When Israeli Prime Minister Menachem Begin left Jerusalem's Hadassah Hospital after being treated for a mild stroke last August, he shook hands with his fellow patients, wishing each a rapid recovery. Among them were two Jordanian Arabs, part of the 1,000 or so foreigners the hospital treats each year from nations at least legally at war with Israel.

One major reason they make the often risky trip is Dr. Oded Abramsky, 38, a former Israeli commando officer, who is now his nation's, and one of the world's, leading neurological immunologists. Last July Abramsky treated a relative of Iran's Ayatollah Khomeini for the debilitating neuromuscular disease of myasthenia gravis. A woman with epilepsy turned out to be close kin to Yasser Arafat, chief of the Palestine Liberation Organization. A victim of Parkinson's disease from Syria in 1976 had ties to Dr. George Habash, one of the most militant Palestinian leaders and a physician himself. "I am pretty certain," says Abramsky, "that Habash was instrumental in sending his relative to us. It was on the day when the Air France aircraft was hijacked and taken to Entebbe. Here was I, treating a close relation of a terrorist chief leading this inhuman act."

Yet medicine to Abramsky has no politics. "Look," he says, "the relation between a doctor and his patient is like between a lawyer and his client. He does not have to like him. He does not have to agree with him. But if he takes his case, he will give him his full know-how." Actually, Abramsky thinks personal involvement can be a deterrent to sound medical practice. "I will never treat members of my family or close friends," he declares. "When you are emotionally involved, you cannot trust your objective judgment."

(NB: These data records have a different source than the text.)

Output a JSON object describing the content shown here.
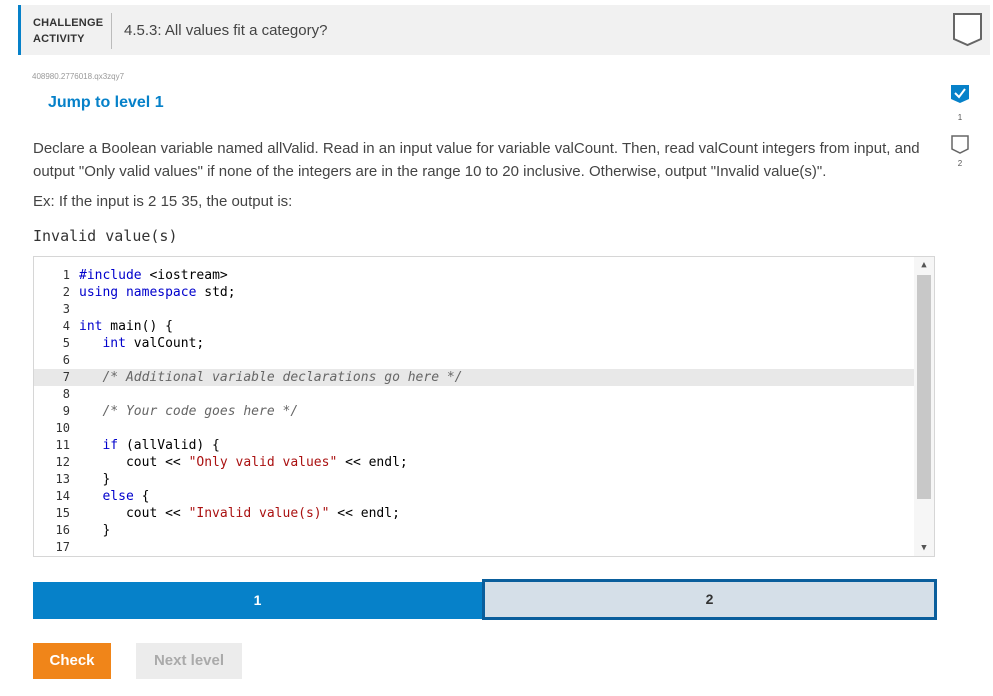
{
  "header": {
    "label_line1": "CHALLENGE",
    "label_line2": "ACTIVITY",
    "title": "4.5.3: All values fit a category?"
  },
  "activity": {
    "id": "408980.2776018.qx3zqy7",
    "jump_label": "Jump to level 1"
  },
  "prompt": {
    "text": "Declare a Boolean variable named allValid. Read in an input value for variable valCount. Then, read valCount integers from input, and output \"Only valid values\" if none of the integers are in the range 10 to 20 inclusive. Otherwise, output \"Invalid value(s)\".",
    "example": "Ex: If the input is 2 15 35, the output is:",
    "example_output": "Invalid value(s)"
  },
  "editor": {
    "line_numbers": [
      "1",
      "2",
      "3",
      "4",
      "5",
      "6",
      "7",
      "8",
      "9",
      "10",
      "11",
      "12",
      "13",
      "14",
      "15",
      "16",
      "17"
    ],
    "lines": [
      "#include <iostream>",
      "using namespace std;",
      "",
      "int main() {",
      "   int valCount;",
      "",
      "   /* Additional variable declarations go here */",
      "",
      "   /* Your code goes here */",
      "",
      "   if (allValid) {",
      "      cout << \"Only valid values\" << endl;",
      "   }",
      "   else {",
      "      cout << \"Invalid value(s)\" << endl;",
      "   }",
      ""
    ],
    "active_line": 7
  },
  "levels": {
    "bar1": "1",
    "bar2": "2",
    "side": [
      "1",
      "2"
    ]
  },
  "buttons": {
    "check": "Check",
    "next": "Next level"
  },
  "colors": {
    "accent": "#0681c9",
    "check_button": "#f08519",
    "level2_border": "#0a5e9c"
  }
}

Abramsky's clinical style of discourse masks his humanitarian instinct. In 1971, he appeared regularly on an Israeli radio show titled Doctor Behind the Microphone, which was beamed throughout the Mideast. Its function was to aid Arabs who could not find good local medical advice. Since their countries had no mail contact with Israel, Abramsky relates, "They used to send their letters via friends in Europe. I would reply, and [hostess Ilana] Bazry translated into Arabic. Of course we answered without mentioning names. Only their disease and city." (Abramsky left the program in 1977 but it is still on the air.)

The son of a professor of Jewish history and a housewife, Abramsky attended the Hebrew University of Jerusalem Medical School, where he now teaches. Along the way he did research at the Chaim Weizmann Institute, where he led a team which made important contributions in the study of myasthenia gravis.

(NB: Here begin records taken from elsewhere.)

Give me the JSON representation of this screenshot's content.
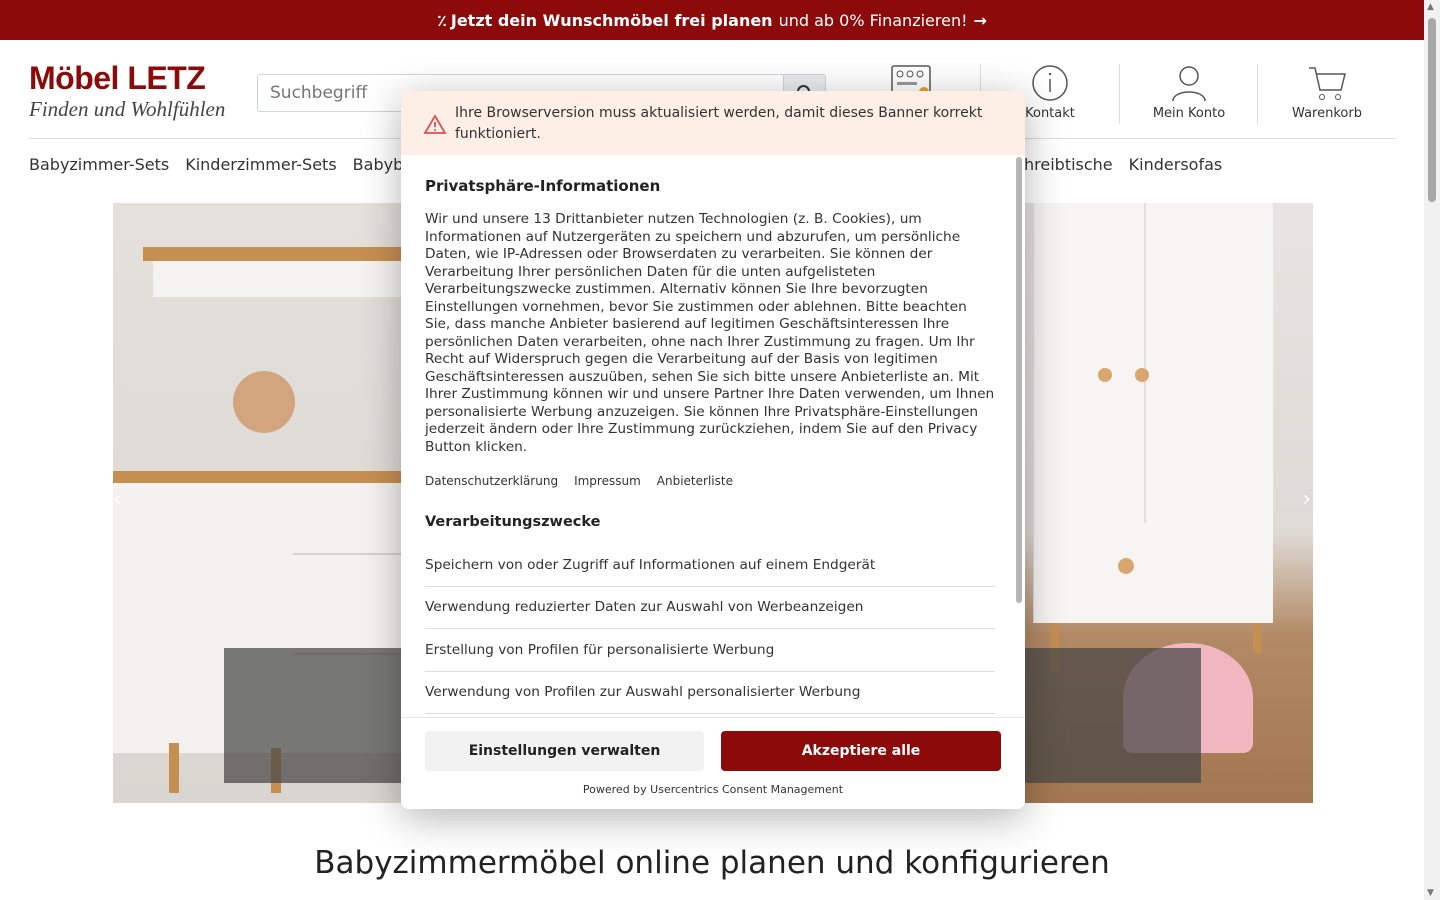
{
  "promo": {
    "icon": "percent-icon",
    "bold_text": "Jetzt dein Wunschmöbel frei planen",
    "text": "und ab 0% Finanzieren!",
    "arrow": "→"
  },
  "logo": {
    "brand": "Möbel LETZ",
    "tagline": "Finden und Wohlfühlen"
  },
  "search": {
    "placeholder": "Suchbegriff"
  },
  "header_icons": [
    {
      "label": "",
      "icon": "planner-icon"
    },
    {
      "label": "Kontakt",
      "icon": "info-icon"
    },
    {
      "label": "Mein Konto",
      "icon": "user-icon"
    },
    {
      "label": "Warenkorb",
      "icon": "cart-icon"
    }
  ],
  "nav": {
    "items": [
      "Babyzimmer-Sets",
      "Kinderzimmer-Sets",
      "Babyb"
    ],
    "items_right": [
      "hreibtische",
      "Kindersofas"
    ]
  },
  "hero": {
    "prev_arrow": "‹",
    "next_arrow": "›"
  },
  "page_heading": "Babyzimmermöbel online planen und konfigurieren",
  "consent": {
    "warning": "Ihre Browserversion muss aktualisiert werden, damit dieses Banner korrekt funktioniert.",
    "title": "Privatsphäre-Informationen",
    "text": "Wir und unsere 13 Drittanbieter nutzen Technologien (z. B. Cookies), um Informationen auf Nutzergeräten zu speichern und abzurufen, um persönliche Daten, wie IP-Adressen oder Browserdaten zu verarbeiten. Sie können der Verarbeitung Ihrer persönlichen Daten für die unten aufgelisteten Verarbeitungszwecke zustimmen. Alternativ können Sie Ihre bevorzugten Einstellungen vornehmen, bevor Sie zustimmen oder ablehnen. Bitte beachten Sie, dass manche Anbieter basierend auf legitimen Geschäftsinteressen Ihre persönlichen Daten verarbeiten, ohne nach Ihrer Zustimmung zu fragen. Um Ihr Recht auf Widerspruch gegen die Verarbeitung auf der Basis von legitimen Geschäftsinteressen auszuüben, sehen Sie sich bitte unsere Anbieterliste an. Mit Ihrer Zustimmung können wir und unsere Partner Ihre Daten verwenden, um Ihnen personalisierte Werbung anzuzeigen. Sie können Ihre Privatsphäre-Einstellungen jederzeit ändern oder Ihre Zustimmung zurückziehen, indem Sie auf den Privacy Button klicken.",
    "links": [
      "Datenschutzerklärung",
      "Impressum",
      "Anbieterliste"
    ],
    "purposes_title": "Verarbeitungszwecke",
    "purposes": [
      "Speichern von oder Zugriff auf Informationen auf einem Endgerät",
      "Verwendung reduzierter Daten zur Auswahl von Werbeanzeigen",
      "Erstellung von Profilen für personalisierte Werbung",
      "Verwendung von Profilen zur Auswahl personalisierter Werbung"
    ],
    "manage_button": "Einstellungen verwalten",
    "accept_button": "Akzeptiere alle",
    "powered_by": "Powered by Usercentrics Consent Management"
  },
  "colors": {
    "brand": "#8c0a0a",
    "warning_bg": "#fdeee6"
  }
}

By then, Abramsky had treated an enemy soldier for the first time while serving with a paratroop unit in 1968. "They brought a friend of mine in from Kibbutz Na'an," he recalls. "He was dead. With him they brought an Arab from the enemy camp. He was wounded. We gave every patient the needed treatment."

When Israel opened the bridges to Jordan's West Bank in 1967, the Hadassah Hospital began to treat Arabs in increasing numbers and from all social strata. The first lady of an African state that had severed diplomatic relations with Israel showed up last year, under extraordinary security, to be treated for infertility. An Arab prince from oil-rich Abu Dhabi had an appointment recently, as did the American mother of Jordan's Queen Noor, Mrs. Doris Halaby, to see Dr. Abramsky.

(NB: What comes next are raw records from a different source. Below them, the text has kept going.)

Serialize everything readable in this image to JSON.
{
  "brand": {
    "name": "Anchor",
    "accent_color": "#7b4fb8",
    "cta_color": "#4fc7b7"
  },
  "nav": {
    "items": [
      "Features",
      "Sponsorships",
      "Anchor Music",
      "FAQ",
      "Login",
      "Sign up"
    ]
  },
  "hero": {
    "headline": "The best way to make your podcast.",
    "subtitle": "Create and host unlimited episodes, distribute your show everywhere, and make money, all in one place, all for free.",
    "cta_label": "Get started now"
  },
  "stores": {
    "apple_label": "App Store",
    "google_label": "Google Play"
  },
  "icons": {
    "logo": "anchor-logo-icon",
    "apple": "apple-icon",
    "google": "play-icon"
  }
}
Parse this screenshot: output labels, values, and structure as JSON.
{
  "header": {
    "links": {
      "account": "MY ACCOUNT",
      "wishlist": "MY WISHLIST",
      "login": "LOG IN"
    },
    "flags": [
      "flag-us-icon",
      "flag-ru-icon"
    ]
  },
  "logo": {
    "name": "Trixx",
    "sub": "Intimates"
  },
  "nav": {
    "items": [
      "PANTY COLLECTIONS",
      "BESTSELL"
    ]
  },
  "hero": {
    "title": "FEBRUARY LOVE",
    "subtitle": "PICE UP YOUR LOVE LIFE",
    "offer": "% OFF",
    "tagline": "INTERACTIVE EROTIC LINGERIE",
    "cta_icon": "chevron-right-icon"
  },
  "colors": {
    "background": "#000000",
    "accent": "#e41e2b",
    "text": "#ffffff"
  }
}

Abramsky and his wife, Henya, are the parents of three young sons and a daughter, 18, who is just beginning army service. That gives him ample reason to support the Arab treatment program. "Will it change their opinion of us?" he asks himself. "I don't think so. But it enables them to know us. We have gotten a reputation that we can be trusted." Yet tension rises when an Israeli is placed next to an Arab patient. "If," says Abramsky, "the Israeli's son was killed in war, thoughts may cross his mind whether this Arab took part in the battle. For such patients, it is difficult. For me, as a physician, it is not."